Mezun olduktan sonra merelerde görev yaptınız ?
1982'de Rize'de maiyet memuru olarak başladım. 6 aylık stajdan sonra Çayeli'nde 3 ay kaymakam vekili olarak çalıştım. Ordu Ulubey'de 8 ay, Kastamonu Devkeraki'de 8 aylık görevden sonra kaymakamlık kursuna katıldım. Antalya Kaş'ta 5 yıl kaldıktan sonra sırasıyla Adıyaman Kahta, Kahramanmaraş Pazarcık, Kütahya Gediz'de görev yaptım. 1997 Eylül ayında Seferihisar'a atandım.
Daha önceki görev yerlerinizde doğal afet, felaket yaşadınız mı ?
Bu felaket kimsenin daha önce yaşamadığı türden. Kamu görevlileri, valiler, kaymakamlar felaketin ardından kendi acılarını bir yana bırakıp, halkın ihtiyaçlarının giderilmesi için canla başla uğraştı. Bu tür felaketlerin ardından çoğu zaman mülki idare amirleri yara alır. İnsanları tümüyle memnun edebilmek güçtür. Biz deprem bölgesinden uzakta, farklı bir çalışmanın içindeyiz. Buradaki başarı, tüm arkadaşlarımın uyumlu çalışmasıyla gerçekleşti. Seçilmişler de dahil ‘‘Ben değil biz'' anlayışı ile çalıştık.
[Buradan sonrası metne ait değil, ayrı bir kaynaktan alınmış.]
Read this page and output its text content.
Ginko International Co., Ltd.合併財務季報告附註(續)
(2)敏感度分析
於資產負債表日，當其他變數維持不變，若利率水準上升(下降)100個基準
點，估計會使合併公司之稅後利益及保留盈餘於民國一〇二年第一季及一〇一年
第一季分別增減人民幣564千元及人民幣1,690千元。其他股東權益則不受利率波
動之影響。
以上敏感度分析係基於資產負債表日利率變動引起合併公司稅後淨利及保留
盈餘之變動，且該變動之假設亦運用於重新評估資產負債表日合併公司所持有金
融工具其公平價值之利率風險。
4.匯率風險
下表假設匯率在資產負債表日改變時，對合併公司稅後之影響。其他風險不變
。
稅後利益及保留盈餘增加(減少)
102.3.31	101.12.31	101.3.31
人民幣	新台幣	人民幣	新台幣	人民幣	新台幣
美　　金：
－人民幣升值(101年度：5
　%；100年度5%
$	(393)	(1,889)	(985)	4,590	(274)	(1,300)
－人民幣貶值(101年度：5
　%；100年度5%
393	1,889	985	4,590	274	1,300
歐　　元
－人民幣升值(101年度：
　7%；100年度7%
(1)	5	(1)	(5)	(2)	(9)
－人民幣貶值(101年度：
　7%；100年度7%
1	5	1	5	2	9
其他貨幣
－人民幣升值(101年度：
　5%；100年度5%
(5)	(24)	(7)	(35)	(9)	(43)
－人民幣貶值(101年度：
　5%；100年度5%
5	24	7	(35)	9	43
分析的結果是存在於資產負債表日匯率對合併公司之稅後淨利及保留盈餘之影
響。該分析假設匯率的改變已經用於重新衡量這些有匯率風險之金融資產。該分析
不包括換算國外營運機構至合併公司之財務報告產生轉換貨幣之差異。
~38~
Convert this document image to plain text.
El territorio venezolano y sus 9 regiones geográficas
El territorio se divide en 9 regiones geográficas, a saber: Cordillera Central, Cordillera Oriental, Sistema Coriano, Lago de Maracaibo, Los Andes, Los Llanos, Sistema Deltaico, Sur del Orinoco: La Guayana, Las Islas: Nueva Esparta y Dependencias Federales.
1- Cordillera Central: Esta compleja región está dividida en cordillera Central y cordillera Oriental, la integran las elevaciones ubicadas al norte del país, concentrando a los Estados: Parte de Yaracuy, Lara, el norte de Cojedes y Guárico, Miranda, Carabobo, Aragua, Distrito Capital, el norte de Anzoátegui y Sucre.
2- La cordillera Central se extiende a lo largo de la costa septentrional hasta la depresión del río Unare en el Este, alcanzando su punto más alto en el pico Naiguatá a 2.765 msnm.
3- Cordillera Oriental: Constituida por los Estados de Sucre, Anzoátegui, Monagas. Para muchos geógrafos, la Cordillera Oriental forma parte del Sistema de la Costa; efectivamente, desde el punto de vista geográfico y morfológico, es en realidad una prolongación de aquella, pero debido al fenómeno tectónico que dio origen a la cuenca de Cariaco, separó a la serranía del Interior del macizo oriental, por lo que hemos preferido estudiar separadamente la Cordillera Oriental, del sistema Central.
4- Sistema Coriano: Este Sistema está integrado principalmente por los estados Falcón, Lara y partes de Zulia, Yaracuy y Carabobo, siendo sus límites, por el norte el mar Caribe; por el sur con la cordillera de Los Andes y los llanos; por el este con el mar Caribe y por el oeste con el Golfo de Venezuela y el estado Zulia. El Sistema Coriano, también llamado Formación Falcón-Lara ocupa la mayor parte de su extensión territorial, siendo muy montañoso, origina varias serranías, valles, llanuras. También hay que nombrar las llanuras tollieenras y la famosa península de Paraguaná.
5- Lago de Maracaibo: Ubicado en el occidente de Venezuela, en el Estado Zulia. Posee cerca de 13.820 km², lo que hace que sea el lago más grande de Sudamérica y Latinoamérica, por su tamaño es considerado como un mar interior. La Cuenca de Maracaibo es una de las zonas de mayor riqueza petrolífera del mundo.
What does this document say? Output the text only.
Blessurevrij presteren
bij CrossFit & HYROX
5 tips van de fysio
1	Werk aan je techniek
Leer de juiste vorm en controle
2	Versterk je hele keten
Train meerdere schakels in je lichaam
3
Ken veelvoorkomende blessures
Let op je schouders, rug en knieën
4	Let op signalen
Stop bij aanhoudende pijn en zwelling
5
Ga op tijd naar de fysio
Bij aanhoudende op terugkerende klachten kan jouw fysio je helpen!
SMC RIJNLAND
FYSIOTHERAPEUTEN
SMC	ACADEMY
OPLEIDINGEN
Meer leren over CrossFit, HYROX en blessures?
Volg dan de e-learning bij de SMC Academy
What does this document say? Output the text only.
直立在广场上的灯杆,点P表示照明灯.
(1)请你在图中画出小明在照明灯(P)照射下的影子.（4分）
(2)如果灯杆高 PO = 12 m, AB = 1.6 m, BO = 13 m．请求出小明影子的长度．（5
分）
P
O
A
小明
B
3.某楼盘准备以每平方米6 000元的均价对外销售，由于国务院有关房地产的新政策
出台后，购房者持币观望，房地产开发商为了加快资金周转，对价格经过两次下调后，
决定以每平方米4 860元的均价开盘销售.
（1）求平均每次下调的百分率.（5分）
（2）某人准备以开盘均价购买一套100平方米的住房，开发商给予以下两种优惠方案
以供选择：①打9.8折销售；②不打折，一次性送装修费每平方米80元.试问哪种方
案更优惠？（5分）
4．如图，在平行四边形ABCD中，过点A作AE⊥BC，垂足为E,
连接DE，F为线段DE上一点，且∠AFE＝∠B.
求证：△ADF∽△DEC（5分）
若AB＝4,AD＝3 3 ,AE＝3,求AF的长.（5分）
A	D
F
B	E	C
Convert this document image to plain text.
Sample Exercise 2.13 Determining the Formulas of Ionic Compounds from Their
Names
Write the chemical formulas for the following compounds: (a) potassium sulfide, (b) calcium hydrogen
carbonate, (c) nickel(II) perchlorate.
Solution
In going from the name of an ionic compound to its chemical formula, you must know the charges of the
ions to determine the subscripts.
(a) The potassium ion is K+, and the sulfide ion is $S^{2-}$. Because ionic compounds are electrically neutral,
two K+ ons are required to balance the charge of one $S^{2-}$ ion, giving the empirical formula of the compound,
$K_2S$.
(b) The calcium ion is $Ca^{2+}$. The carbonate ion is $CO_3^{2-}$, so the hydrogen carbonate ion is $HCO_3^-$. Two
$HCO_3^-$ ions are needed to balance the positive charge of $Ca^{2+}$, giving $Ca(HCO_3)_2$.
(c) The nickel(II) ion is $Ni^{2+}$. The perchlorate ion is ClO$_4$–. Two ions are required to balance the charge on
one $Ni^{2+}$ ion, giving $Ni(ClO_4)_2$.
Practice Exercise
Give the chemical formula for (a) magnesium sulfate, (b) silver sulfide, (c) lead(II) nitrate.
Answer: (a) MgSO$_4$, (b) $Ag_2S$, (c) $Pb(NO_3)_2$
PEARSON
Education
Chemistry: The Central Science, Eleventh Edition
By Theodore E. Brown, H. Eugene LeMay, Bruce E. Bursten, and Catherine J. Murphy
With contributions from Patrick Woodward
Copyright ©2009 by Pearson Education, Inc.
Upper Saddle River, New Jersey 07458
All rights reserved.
Gediz Kaymakamı iken orada daha önce yaşanan büyük deprem felaketiyle ilgili özeleştirileri, anıları çok dinledim. Ne yapıp yapılmadığını gözlemledim. Afyon Dinar'da yaşanan depremde de bölgeye ilk yardım götüren ilçelerden biriydik. Çünkü Gediz halkının deneyimleri vardı. Bunlar belki ışık tutmuş olabilir.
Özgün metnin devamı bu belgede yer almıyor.